Tonight, Feliciano delivers "Light My Fire" with intense concentration, caressing his guitar as if it were his wife.

He has, of course, more strings than this to his acoustic. Born blind in 1945, Feliciano moved with his family from Puerto Rico to Harlem at the age of five. His first musical experience was accompanying his uncle by drumming on a biscuit tin.

He learned the accordion then, at eight, picked up a guitar and taught himself to play by practising for up to 14 hours a day.

"Being blind, I had to concentrate on one thing," he has said. "And once I found that thing, I had to be better than good at it."

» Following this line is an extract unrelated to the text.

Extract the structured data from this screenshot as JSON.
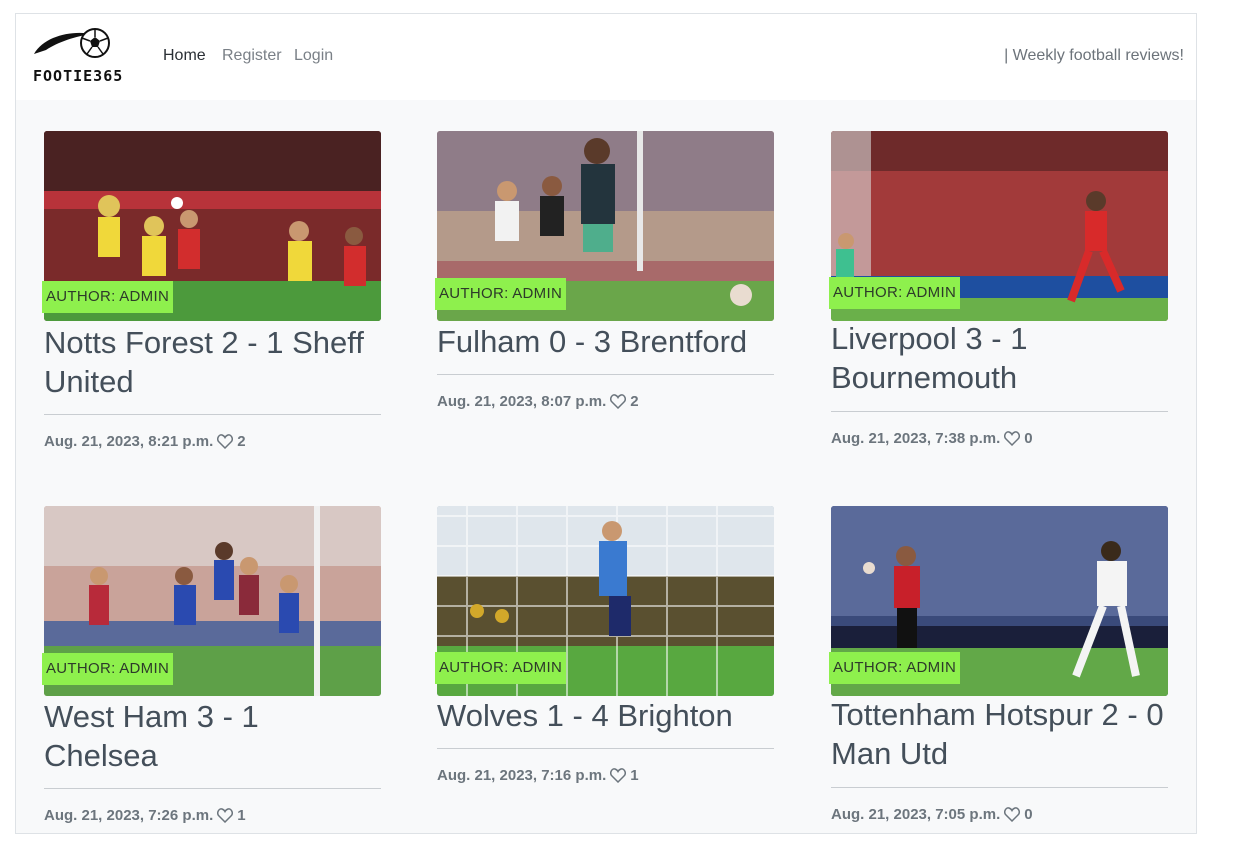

When his father lost his job, Feliciano took his seductive, Latin-American rhythm and blues to the coffee houses of Greenwich village.

Since then, he's sold over 90 million records, won handfuls of Grammys and played beside Joni Mitchell, the Grateful Dead and Chuck Berry.

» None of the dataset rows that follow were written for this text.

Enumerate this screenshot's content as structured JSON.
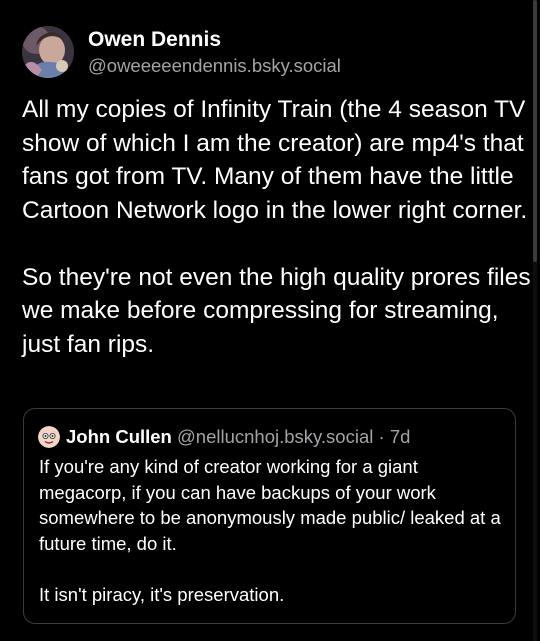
{
  "post": {
    "author": {
      "display_name": "Owen Dennis",
      "handle": "@oweeeeendennis.bsky.social",
      "avatar_icon": "profile-photo"
    },
    "text_paragraphs": [
      "All my copies of Infinity Train (the 4 season TV show of which I am the creator) are mp4's that fans got from TV. Many of them have the little Cartoon Network logo in the lower right corner.",
      "So they're not even the high quality prores files we make before compressing for streaming, just fan rips."
    ]
  },
  "quote": {
    "author": {
      "display_name": "John Cullen",
      "handle": "@nellucnhoj.bsky.social",
      "separator": "·",
      "time_ago": "7d",
      "avatar_icon": "cartoon-face-avatar"
    },
    "text_paragraphs": [
      "If you're any kind of creator working for a giant megacorp, if you can have backups of your work somewhere to be anonymously made public/ leaked at a future time, do it.",
      "It isn't piracy, it's preservation."
    ]
  },
  "colors": {
    "background": "#000000",
    "primary_text": "#ffffff",
    "secondary_text": "#a3a3a8",
    "card_border": "#3a3a40"
  }
}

A slight man who has to be led carefully down the venue's steep steps to the stage, he launches into a steamy "Feel Like Making Love", a sparkling "Dance With Me", and - wow! - a psychedelic "Sunshine of Your Love", proving that the aces he holds are his eloquent guitar playing and a voice that's both wooing yet achingly uncertain.

And this, I think, is just where we came in.